Some television people told Sawyer they thought the attention was overblown.

"Off the record," an anchor/reporter for WIS-TV in Columbia wrote, "I think this whole thing is ridiculous."

The Post and Courier obtained these and other e-mails and cell phone records in response to a request under the state Freedom of Information Act for documents related to the governor's recent trip to Argentina, where he met his mistress.

The documents show that by June 24, with Sanford poised to hold a press conference about his secret trip, the governor's travails had become a media phenomenon.

Stephen Colbert of the satirical Comedy Central show "The Colbert Report" dashed off an e-mail:

"Hi Joel, as you may know, I declared myself Governor of South Carolina last night. I went power mad for about 40 seconds before learning that Gov. Sanford was returning today.

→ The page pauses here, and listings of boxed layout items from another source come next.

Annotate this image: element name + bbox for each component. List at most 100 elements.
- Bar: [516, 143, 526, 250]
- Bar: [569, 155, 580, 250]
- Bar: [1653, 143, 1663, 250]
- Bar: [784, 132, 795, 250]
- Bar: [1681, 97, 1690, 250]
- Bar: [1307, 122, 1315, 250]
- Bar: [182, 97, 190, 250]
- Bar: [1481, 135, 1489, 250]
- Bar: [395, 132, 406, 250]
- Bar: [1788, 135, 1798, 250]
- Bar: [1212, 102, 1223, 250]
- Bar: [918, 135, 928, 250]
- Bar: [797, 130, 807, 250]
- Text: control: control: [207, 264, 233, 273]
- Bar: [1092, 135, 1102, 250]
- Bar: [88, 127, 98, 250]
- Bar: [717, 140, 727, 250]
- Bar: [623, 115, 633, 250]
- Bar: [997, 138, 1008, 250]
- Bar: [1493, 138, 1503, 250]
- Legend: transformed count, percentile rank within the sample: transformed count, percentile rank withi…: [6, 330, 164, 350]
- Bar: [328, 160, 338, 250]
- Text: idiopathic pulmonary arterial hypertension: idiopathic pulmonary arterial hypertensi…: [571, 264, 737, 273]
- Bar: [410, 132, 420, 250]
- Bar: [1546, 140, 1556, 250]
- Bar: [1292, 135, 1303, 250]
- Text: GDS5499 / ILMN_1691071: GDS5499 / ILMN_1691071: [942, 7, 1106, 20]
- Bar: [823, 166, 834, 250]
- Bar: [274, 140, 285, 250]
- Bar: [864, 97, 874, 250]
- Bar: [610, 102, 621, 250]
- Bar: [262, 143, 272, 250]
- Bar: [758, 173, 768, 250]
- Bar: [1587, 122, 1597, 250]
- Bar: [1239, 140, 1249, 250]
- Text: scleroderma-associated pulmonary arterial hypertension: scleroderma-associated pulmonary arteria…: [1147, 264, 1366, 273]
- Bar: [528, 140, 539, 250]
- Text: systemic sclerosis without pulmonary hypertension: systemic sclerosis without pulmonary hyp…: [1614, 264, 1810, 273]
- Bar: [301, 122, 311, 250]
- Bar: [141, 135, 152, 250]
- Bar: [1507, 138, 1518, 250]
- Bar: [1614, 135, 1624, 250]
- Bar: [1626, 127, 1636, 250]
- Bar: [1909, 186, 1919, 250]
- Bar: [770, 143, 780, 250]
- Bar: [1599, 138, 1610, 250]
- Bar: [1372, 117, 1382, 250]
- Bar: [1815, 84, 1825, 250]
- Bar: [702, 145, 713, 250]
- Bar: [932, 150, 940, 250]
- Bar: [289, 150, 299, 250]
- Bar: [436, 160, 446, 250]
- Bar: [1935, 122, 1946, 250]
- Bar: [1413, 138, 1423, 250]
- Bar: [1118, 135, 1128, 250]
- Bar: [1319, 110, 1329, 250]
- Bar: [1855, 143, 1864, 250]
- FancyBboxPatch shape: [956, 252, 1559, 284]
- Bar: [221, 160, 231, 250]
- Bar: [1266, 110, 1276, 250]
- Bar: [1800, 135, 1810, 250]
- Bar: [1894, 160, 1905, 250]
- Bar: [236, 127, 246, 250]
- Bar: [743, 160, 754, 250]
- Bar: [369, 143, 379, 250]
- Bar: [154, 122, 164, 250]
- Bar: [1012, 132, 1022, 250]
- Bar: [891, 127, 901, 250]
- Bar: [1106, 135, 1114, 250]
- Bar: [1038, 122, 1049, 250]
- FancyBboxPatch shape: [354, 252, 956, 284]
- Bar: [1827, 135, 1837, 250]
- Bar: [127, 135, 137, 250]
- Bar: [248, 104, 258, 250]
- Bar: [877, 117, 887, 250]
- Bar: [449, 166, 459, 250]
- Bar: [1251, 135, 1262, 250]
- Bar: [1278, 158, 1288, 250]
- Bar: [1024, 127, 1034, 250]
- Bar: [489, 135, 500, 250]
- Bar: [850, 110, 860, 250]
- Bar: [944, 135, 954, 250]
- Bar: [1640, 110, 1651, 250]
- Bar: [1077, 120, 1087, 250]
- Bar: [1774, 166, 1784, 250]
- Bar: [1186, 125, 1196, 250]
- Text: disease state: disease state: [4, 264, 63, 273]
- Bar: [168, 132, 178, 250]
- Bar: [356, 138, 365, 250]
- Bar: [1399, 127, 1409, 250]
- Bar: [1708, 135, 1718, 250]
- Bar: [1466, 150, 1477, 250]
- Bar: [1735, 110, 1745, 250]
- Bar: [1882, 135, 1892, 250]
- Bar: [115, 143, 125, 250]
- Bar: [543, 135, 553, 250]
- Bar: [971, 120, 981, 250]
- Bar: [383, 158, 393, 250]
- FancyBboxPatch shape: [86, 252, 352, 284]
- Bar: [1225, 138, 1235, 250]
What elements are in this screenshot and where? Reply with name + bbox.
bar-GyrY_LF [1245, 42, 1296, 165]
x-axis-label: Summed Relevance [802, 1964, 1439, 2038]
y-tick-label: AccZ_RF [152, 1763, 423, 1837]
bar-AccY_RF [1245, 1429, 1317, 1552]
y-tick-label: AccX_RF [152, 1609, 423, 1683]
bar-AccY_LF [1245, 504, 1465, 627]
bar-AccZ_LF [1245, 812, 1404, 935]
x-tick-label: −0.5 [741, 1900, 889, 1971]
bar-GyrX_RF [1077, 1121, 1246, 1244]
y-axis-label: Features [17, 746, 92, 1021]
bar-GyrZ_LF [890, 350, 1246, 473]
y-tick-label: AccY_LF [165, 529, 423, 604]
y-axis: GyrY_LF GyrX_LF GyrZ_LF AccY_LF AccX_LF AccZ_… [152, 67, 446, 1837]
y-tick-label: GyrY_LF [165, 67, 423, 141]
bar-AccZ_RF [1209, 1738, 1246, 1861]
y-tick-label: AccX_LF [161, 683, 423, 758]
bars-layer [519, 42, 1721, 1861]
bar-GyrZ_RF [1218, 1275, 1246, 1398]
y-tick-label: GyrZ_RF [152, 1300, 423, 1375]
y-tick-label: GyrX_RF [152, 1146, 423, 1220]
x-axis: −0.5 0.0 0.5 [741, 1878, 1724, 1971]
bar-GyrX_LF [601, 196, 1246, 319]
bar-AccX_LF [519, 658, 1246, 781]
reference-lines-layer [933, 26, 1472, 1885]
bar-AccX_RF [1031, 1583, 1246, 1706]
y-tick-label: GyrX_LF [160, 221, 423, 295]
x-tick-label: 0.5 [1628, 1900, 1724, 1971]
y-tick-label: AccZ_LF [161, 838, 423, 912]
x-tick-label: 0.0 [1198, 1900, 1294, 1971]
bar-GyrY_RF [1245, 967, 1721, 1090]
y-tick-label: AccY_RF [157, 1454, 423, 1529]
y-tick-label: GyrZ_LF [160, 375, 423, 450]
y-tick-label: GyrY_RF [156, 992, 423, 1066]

If the governor is looking for a friendly place to make light of what I think is a small story that got blown out of scale, I would be happy to have him on."

About a half-hour after Colbert's e-mail, Sanford revealed that he had misled his staff about taking a hike on the Appalachian Trail and instead had flown to Argentina to meet his mistress.

That explosive revelation fueled a new round of occasionally desperate attempts to get exclusive interviews with Sanford.

Within two hours, a staffer had taken personal calls from Larry King and Wolf Blitzer of CNN and David Gregory from "Meet the Press," among others.

During these days, while Sawyer kept the media fed with statements, the governor's chief of staff, Scott English, tried to lower the alarm among friends.

One associate, a public relations consultant, offered suggestions about why Sanford's whereabouts on the Appalachian Trail might need to be kept quiet. At one point, author and columnist Joel Mowbray wrote English a message titled "holy crap."

"As if there hasn't been enough local coverage, you're about to get hit with a national media maelstrom," Mowbray wrote. "Is everything OK? Even for Mark, disappearing without telling Jenny is a little nerve-wracking. I'm saying a prayer for him. Please tell me what you can."

English fired back that Sanford's disappearance was "much ado about nothing."

Behind the scenes, though, English had tried to reach Sanford on his personal and work cell phones 14 times between about 2 p.m. June 20 and around 6:45 p.m. June 22.

The e-mails also show that because of Sanford's secret trip, staffers weren't able to schedule dinner for a big-dollar business prospect June 24, the day Sanford admitted his affair. "Unfortunately, he cannot be there," a staffer wrote. "So sorry."